Avanços e Lacunas na Regulamentação dos Criptoativos
O Conselho de Estabilidade Financeira (FSB), uma entidade estabelecida após a crise financeira global, alertou nesta quinta-feira (16) sobre as “lacunas significativas” na regulamentação dos mercados de criptoativos que estão em rápida expansão. Esse cenário pode impactar negativamente a estabilidade financeira global. Os avisos foram emitidos pela entidade responsável por monitorar riscos associados à economia mundial.
Em uma revisão divulgada recentemente, o FSB destacou que, embora alguns progressos tenham sido realizados no sentido de regulamentar o setor cripto, a implementação e a coordenação internacional das regras permanecem bastante “fragmentadas, inconsistentes e insuficientes”. Isso é particularmente preocupante diante da natureza global dos mercados de criptoativos.
A avaliação do FSB indicou que, por enquanto, os riscos à estabilidade financeira são considerados “limitados”, mas há um aumento na preocupação, uma vez que o valor de mercado dos criptoativos dobrou no último ano, atingindo a marca de US$ 4 trilhões. Esse crescimento foi impulsionado pela valorização do bitcoin e de outras moedas digitais.
“Isso é significativo,” comentou John Schindler, secretário-geral do FSB, em uma entrevista à Reuters, ao discorrer sobre as inquietações levantadas na revisão do conselho. Ele acrescentou que os criptoativos apresentam uma facilidade de transição entre fronteiras que outros ativos financeiros não possuem.
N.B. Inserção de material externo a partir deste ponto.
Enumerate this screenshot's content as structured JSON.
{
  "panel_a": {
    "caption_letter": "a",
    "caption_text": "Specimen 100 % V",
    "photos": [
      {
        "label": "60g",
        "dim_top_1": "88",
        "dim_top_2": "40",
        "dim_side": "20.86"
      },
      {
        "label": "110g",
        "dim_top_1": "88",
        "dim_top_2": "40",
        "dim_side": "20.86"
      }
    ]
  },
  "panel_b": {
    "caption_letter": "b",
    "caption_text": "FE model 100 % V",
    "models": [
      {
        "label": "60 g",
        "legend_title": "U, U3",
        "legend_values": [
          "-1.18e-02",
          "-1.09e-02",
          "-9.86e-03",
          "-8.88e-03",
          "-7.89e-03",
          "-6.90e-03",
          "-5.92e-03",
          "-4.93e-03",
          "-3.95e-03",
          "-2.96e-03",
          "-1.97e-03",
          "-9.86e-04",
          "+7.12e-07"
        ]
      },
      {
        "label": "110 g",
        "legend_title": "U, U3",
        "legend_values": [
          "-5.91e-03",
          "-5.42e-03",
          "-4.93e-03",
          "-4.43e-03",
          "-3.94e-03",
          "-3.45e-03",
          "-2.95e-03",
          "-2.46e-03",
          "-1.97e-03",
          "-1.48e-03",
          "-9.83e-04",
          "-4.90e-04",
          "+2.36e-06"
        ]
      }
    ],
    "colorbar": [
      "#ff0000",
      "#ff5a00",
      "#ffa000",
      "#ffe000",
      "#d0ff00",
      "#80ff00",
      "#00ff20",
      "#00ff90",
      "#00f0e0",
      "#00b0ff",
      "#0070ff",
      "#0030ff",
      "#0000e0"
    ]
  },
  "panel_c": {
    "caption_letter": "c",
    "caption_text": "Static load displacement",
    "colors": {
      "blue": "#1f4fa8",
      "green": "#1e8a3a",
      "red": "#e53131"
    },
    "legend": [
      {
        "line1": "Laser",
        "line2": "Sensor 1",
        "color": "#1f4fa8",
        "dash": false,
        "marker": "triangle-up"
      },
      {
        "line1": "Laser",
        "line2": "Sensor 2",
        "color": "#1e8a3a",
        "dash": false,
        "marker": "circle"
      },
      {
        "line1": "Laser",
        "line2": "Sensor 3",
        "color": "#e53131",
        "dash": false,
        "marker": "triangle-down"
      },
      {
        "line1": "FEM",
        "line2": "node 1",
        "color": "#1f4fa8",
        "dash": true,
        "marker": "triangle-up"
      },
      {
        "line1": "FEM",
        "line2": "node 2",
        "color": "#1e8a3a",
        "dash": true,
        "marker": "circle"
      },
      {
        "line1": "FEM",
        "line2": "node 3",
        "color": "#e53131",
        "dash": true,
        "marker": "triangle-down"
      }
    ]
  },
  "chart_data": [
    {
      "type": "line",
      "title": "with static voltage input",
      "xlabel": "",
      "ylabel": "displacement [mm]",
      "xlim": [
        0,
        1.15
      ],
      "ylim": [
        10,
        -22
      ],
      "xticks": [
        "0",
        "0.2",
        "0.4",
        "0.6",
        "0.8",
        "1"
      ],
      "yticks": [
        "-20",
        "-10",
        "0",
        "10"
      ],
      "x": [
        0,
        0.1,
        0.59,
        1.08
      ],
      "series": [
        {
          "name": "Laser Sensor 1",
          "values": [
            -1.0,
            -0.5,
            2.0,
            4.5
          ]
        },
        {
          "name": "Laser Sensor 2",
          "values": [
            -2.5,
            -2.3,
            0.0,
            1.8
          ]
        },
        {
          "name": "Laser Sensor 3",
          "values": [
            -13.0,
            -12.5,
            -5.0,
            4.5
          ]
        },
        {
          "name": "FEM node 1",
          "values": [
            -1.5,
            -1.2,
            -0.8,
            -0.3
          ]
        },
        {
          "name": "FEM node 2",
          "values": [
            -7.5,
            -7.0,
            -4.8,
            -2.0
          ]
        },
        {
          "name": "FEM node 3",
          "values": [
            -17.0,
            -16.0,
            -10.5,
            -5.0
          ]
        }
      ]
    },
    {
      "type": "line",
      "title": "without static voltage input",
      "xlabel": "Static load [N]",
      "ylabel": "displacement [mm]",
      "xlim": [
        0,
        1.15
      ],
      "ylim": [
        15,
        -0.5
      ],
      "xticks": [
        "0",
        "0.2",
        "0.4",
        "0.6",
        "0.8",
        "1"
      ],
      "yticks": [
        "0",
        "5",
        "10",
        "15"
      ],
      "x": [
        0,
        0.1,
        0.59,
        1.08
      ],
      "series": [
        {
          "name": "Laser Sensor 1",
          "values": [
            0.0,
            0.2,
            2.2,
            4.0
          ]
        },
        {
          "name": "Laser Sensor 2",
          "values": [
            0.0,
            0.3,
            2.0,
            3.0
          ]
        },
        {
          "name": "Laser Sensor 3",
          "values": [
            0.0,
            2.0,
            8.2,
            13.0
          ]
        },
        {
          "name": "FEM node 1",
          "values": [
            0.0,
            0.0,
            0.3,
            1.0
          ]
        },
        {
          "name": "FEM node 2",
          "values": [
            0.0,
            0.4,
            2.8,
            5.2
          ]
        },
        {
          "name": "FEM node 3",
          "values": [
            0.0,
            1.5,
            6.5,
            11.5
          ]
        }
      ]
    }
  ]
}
Regulamentação das Stablecoins
O crescimento do valor do mercado cripto em 2023 ocorreu paralelamente ao apoio do presidente dos Estados Unidos, Donald Trump, em relação aos criptoativos. Schindler enfatizou a importância de um monitoramento rigoroso à medida que o cenário das criptomoedas se entrelaça com o sistema financeiro tradicional, especialmente no que diz respeito às stablecoins. Essas moedas digitais são predominantemente atreladas ao dólar americano e estão se tornando cada vez mais populares.
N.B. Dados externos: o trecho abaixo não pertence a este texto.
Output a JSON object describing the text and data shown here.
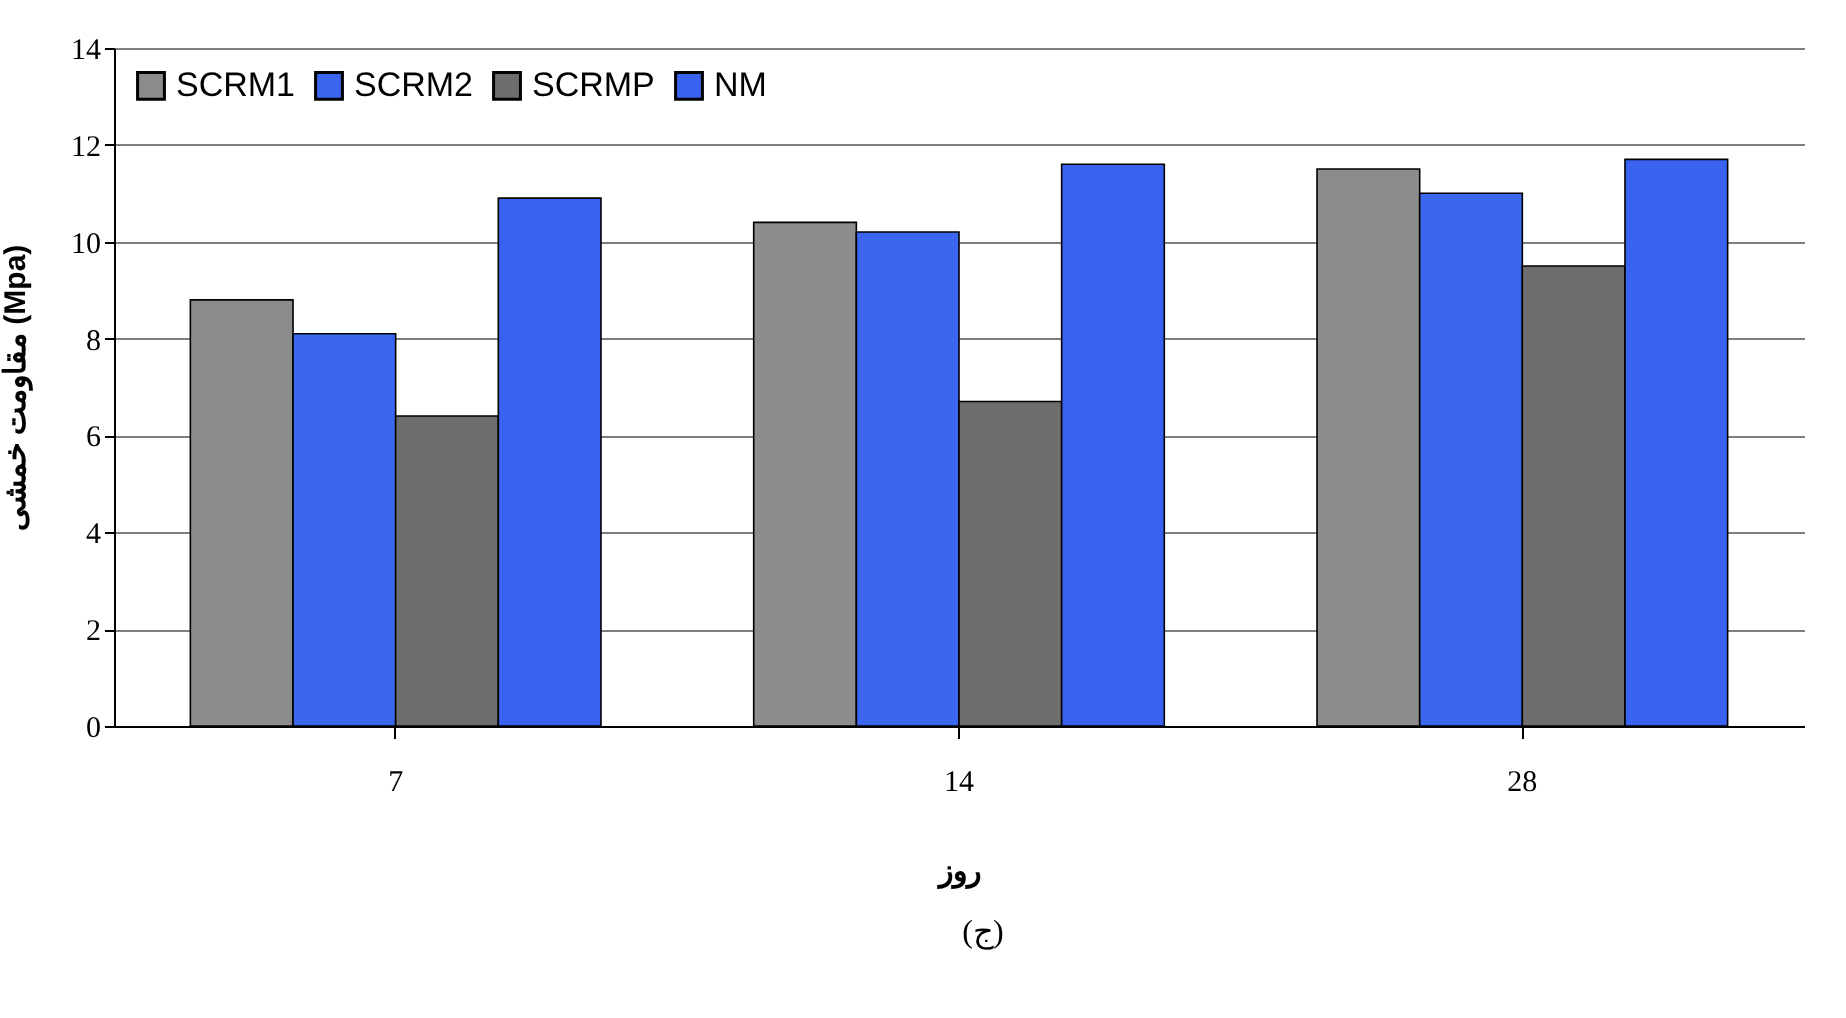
{
  "chart_data": {
    "type": "bar",
    "xlabel": "روز",
    "ylabel": "مقاومت خمشی (Mpa)",
    "categories": [
      "7",
      "14",
      "28"
    ],
    "series": [
      {
        "name": "SCRM1",
        "color": "#8c8c8c",
        "values": [
          8.8,
          10.4,
          11.5
        ]
      },
      {
        "name": "SCRM2",
        "color": "#3a66f0",
        "values": [
          8.1,
          10.2,
          11.0
        ]
      },
      {
        "name": "SCRMP",
        "color": "#6e6e6e",
        "values": [
          6.4,
          6.7,
          9.5
        ]
      },
      {
        "name": "NM",
        "color": "#3a62f0",
        "values": [
          10.9,
          11.6,
          11.7
        ]
      }
    ],
    "ylim": [
      0,
      14
    ],
    "yticks": [
      0,
      2,
      4,
      6,
      8,
      10,
      12,
      14
    ],
    "grid": "y",
    "legend": "top left",
    "annotations": [
      "(ج)"
    ]
  }
}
Um dos principais pontos críticos abordados no relatório do FSB é que, até o presente momento, quase nenhum país implementou estruturas regulatórias completas que abordem as stablecoins. O mercado dessas criptomoedas já cresceu quase 75% no último ano, alcançando uma valorização próxima de US$ 290 bilhões. Essa trajetória de crescimento deve continuar, especialmente agora que os Estados Unidos começaram a implementar regras específicas para regulamentar essas moedas digitais.
O relatório elaborado pelo FSB examinou as medidas adotadas para regulamentar os criptoativos e as stablecoins em 29 jurisdições. Entre essas jurisdições estão os Estados Unidos, a União Europeia, Hong Kong e o Reino Unido; no entanto, os Estados Unidos participaram apenas da seção do relatório referente às stablecoins. El Salvador, que abriga a maior stablecoin do mundo, a Tether, não participou da revisão. Schindler comentou que, apesar da ausência de El Salvador, a revisão ainda mantém relevância, visto que o FSB já estava ciente dos riscos associados, mas enfatizou a necessidade de uma melhor cooperação global entre as jurisdições no futuro.
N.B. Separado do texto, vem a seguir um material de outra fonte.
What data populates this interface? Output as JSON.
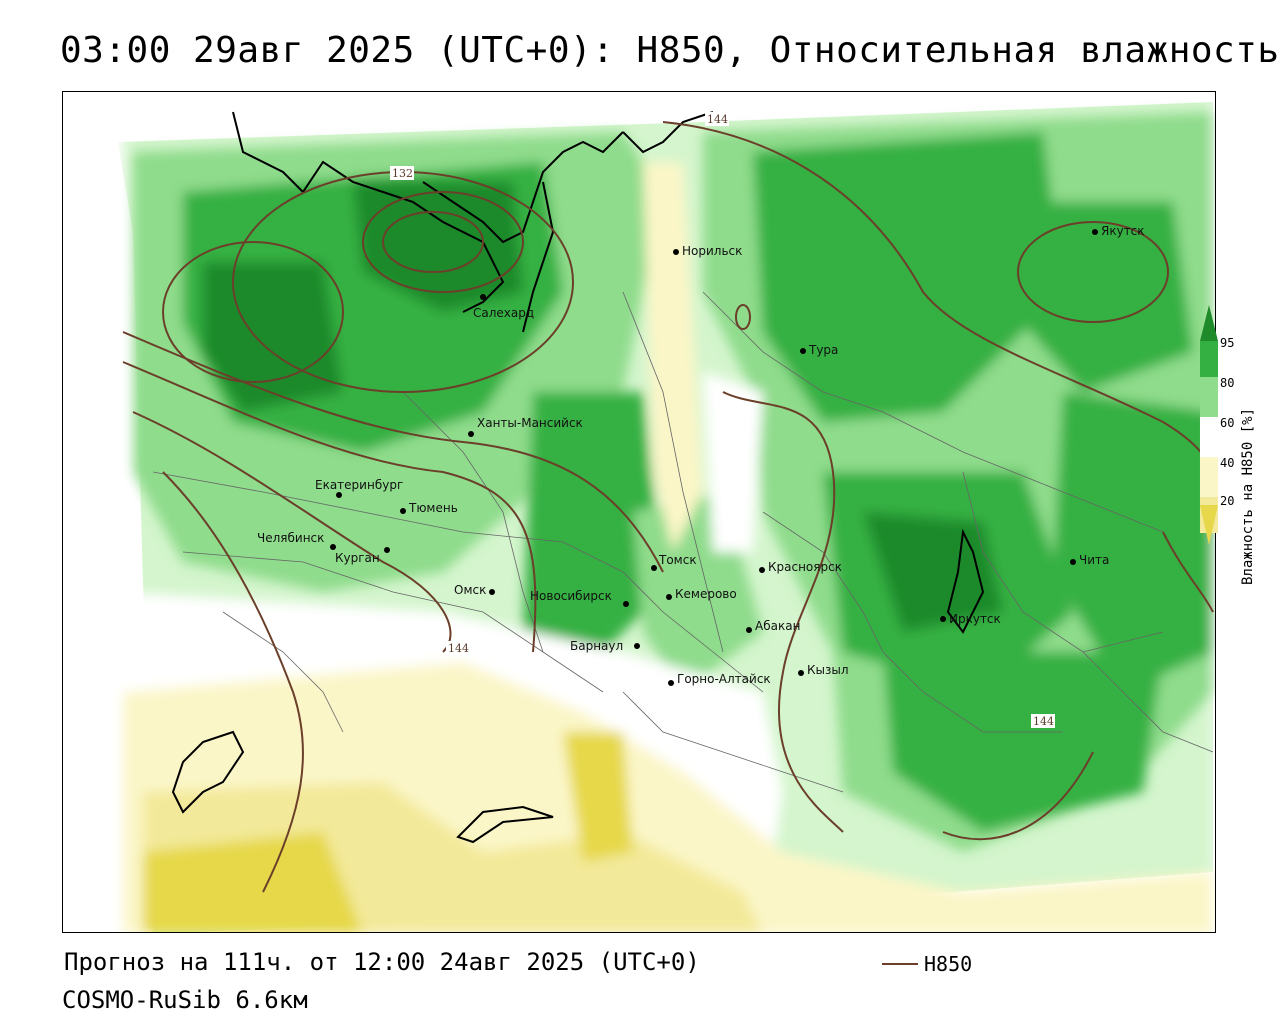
{
  "title": "03:00 29авг 2025 (UTC+0): H850, Относительная влажность",
  "footer": {
    "forecast": "Прогноз на 111ч. от 12:00 24авг 2025 (UTC+0)",
    "model": "COSMO-RuSib 6.6км",
    "legend_label": "H850"
  },
  "colorbar": {
    "label": "Влажность на H850 [%]",
    "ticks": [
      "95",
      "80",
      "60",
      "40",
      "20"
    ],
    "colors": [
      "#1f8a2a",
      "#34b043",
      "#8fdc8c",
      "#d4f5cd",
      "#ffffff",
      "#fbf6c8",
      "#f3e99a",
      "#e6d84a"
    ]
  },
  "colors": {
    "contour": "#6b3f2a",
    "boundary": "#666666",
    "coast": "#000000"
  },
  "contour_labels": [
    "144",
    "132",
    "144",
    "144"
  ],
  "cities": [
    {
      "name": "Норильск"
    },
    {
      "name": "Якутск"
    },
    {
      "name": "Салехард"
    },
    {
      "name": "Тура"
    },
    {
      "name": "Ханты-Мансийск"
    },
    {
      "name": "Екатеринбург"
    },
    {
      "name": "Тюмень"
    },
    {
      "name": "Челябинск"
    },
    {
      "name": "Курган"
    },
    {
      "name": "Омск"
    },
    {
      "name": "Новосибирск"
    },
    {
      "name": "Томск"
    },
    {
      "name": "Кемерово"
    },
    {
      "name": "Красноярск"
    },
    {
      "name": "Абакан"
    },
    {
      "name": "Барнаул"
    },
    {
      "name": "Горно-Алтайск"
    },
    {
      "name": "Кызыл"
    },
    {
      "name": "Иркутск"
    },
    {
      "name": "Чита"
    }
  ]
}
“Todos nós podemos estabelecer estruturas, mas se houver pessoas que não cooperam, será realmente desafiador, pois essas movimentações não respeitam fronteiras”, alertou Schindler.
Riscos em Aumento no Mercado de Criptoativos
A ação dos reguladores globais foi impulsionada após o colapso da exchange cripto FTX e a queda das moedas TerraUSD e Luna em 2022. Nas últimas semanas, o mercado também sofreu significativa instabilidade, culminando na maior queda da história do mercado cripto na sexta-feira (10), que resultou em liquidações que somaram quase US$ 20 bilhões.
O relatório do FSB apresentou oito recomendações fundamentais que visam acelerar a implementação de regras abrangentes e consistentes em uma escala global, além de reforçar a cooperação e coordenação internacional entre os países. Essas recomendações refletem preocupações semelhantes expressadas em abril pela autoridade de valores mobiliários da União Europeia, que advertiu sobre a possibilidade de mercados pequenos gerarem problemas maiores no sistema financeiro global.
Schindler destacou que mesmo que os países adotem seus próprios regimes regulatórios, ainda podem ser impactados pelas atividades de empresas cripto que estão sediadas no exterior. O aumento das interconexões entre economias e mercados torna a regulamentação um assunto ainda mais urgente e necessário em um ambiente global em rápida transformação.